Chris
Friday

July 2024
Visual Arts
Macon, GA

Chris Friday is a multidisciplinary artist based in Miami. Her portfolio features large-scale works on paper, murals, video, ceramics, projections, photography, comic illustrations, installations, and social practice/activism through curating. Friday’s work has been included in exhibitions locally, nationally, and internationally.

Recent shows include solo exhibitions “Good Times” (2023) curated by Laura Novoa and presented at Oolite Arts (2023), “One More River” presented at Austin Peay State University in Clarksville, Tennessee, and group exhibitions such as “Rest is Power” (2023) curated by Deborah Willis and presented at New York University’s Center For Black Visual Culture, “The Cartography Project” presented by the Kennedy Center in Washington, D.C. (2022) and “Who Owns Black Art?” presented by Zeal Press (2019).

Friday has received numerous awards, fellowships, and grants, including being named the 2023 SouthArts Southern Prize and State Fellow for the State of Florida, a Knight Foundation “Knights Champion” support grant (2022), a “The Ellies” Creator award from Oolite Arts (2021), the GMBCV People's Choice award in Miami Beach's No Vacancy juried art show (2021), and residencies with MassMoCA (2023), Anderson Ranch Arts Center (2022), and the Visual Arts Residency at Chautauqua Institute (2019).

BIO

“My work explores themes of rest, privacy, and supplementing the archive as a way of advocating and claiming space for Black bodies that are historically excluded from it. Often incorporating a black-and-white Chalkboard aesthetic, which plays on concepts of learning and teaching, I analyze mainstream media to identify problematic perspectives and their origins, question the legitimacy of such perspectives, and offer possible solutions in my work. Recent large-scale drawings depict Black bodies in acts of leisure, at play, and in repose, as a means of opting out of stereotypically portraying Black bodies in various scenes of trauma, pain, or over-sexualization. Accompanied by comic-style graphic illustrations that allude to desired and imagined environments and context, I give my subjects the rest and privacy they are entitled to, even while on display reflecting the longing to achieve this for myself, my family, and my community in waking life.”

STATEMENT

How Do You Define Innovative Storytelling? How Can This Innovation Be Used As A Tool To Educate, Preserve, And Celebrate The Natural Environment?

“I define innovative storytelling as whatever allows you to successfully connect to an intended audience in a meaningful way. This can be a simple and straightforward relaying of information and facts, a more elaborate collaborative effort involving participatory exercises and various elements like visual (art/film/photography), music and performance or any combination of these things. The ability to pivot and tailor your story to the audience and what would reach them best characterizes this type of storytelling in my opinion.

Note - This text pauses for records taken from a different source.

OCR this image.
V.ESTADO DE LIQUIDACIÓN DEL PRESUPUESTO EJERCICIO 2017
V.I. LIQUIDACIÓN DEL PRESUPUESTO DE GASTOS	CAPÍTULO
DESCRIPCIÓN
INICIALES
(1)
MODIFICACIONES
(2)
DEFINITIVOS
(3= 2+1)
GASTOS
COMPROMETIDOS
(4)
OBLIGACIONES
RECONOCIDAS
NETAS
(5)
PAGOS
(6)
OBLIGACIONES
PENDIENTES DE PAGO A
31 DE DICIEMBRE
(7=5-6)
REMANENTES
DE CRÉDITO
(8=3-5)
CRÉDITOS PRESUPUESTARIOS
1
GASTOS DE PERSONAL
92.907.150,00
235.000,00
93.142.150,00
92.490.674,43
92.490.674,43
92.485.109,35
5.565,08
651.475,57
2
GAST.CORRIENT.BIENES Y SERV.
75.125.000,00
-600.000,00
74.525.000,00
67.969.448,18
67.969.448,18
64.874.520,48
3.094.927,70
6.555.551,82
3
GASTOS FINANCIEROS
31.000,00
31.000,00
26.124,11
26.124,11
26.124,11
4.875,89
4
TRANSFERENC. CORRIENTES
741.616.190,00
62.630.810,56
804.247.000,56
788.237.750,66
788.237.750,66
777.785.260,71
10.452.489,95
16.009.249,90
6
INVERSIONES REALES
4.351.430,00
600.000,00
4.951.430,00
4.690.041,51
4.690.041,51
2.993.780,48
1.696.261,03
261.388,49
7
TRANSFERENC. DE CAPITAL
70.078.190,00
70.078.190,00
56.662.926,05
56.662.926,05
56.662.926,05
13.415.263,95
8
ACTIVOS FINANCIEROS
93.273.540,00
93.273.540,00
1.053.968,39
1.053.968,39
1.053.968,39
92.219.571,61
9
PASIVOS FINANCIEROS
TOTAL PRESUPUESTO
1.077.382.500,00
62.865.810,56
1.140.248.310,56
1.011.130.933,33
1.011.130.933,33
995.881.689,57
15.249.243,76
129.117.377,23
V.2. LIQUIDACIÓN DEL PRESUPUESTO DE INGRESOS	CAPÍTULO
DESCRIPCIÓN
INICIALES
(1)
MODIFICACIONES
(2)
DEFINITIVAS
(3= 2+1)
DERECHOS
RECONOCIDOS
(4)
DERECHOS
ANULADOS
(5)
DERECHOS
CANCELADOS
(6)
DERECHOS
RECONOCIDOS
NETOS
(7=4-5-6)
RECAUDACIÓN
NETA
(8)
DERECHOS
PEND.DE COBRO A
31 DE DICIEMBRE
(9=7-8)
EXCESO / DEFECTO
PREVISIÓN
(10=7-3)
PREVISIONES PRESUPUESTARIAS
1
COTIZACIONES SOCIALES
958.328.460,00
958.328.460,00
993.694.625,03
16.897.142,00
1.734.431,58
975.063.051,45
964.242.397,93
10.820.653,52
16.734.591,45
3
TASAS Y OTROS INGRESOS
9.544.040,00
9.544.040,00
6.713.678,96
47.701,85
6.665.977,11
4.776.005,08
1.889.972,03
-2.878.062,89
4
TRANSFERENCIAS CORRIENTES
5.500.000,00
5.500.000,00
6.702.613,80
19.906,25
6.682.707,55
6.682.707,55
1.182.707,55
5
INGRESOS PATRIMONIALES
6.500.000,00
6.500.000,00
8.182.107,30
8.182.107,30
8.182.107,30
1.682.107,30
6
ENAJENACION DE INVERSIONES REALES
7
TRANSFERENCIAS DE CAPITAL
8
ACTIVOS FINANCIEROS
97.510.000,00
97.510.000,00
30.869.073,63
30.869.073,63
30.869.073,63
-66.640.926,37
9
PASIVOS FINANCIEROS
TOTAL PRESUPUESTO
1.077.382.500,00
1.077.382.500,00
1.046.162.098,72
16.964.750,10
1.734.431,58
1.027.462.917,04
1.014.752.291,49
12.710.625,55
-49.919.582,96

One goal of storytelling is to impart understanding where it did not previously exist, so if that is achieved, I would consider whatever method used at that moment, innovative, especially in a social climate where connecting with others has become increasingly difficult.

Storytelling is already the way information is passed down from generation to generation, so as a tool to educate, preserve, and celebrate the natural environment it is very useful. If the message is about equity within the environmental movement, I would use storytelling to uncover the untold histories of people who were not and are not treated fairly, or who are not normally associated with the environmental movement and bring their stories to the forefront while seeking out current community members that have the capacity to help highlight and make these stories known in various ways.”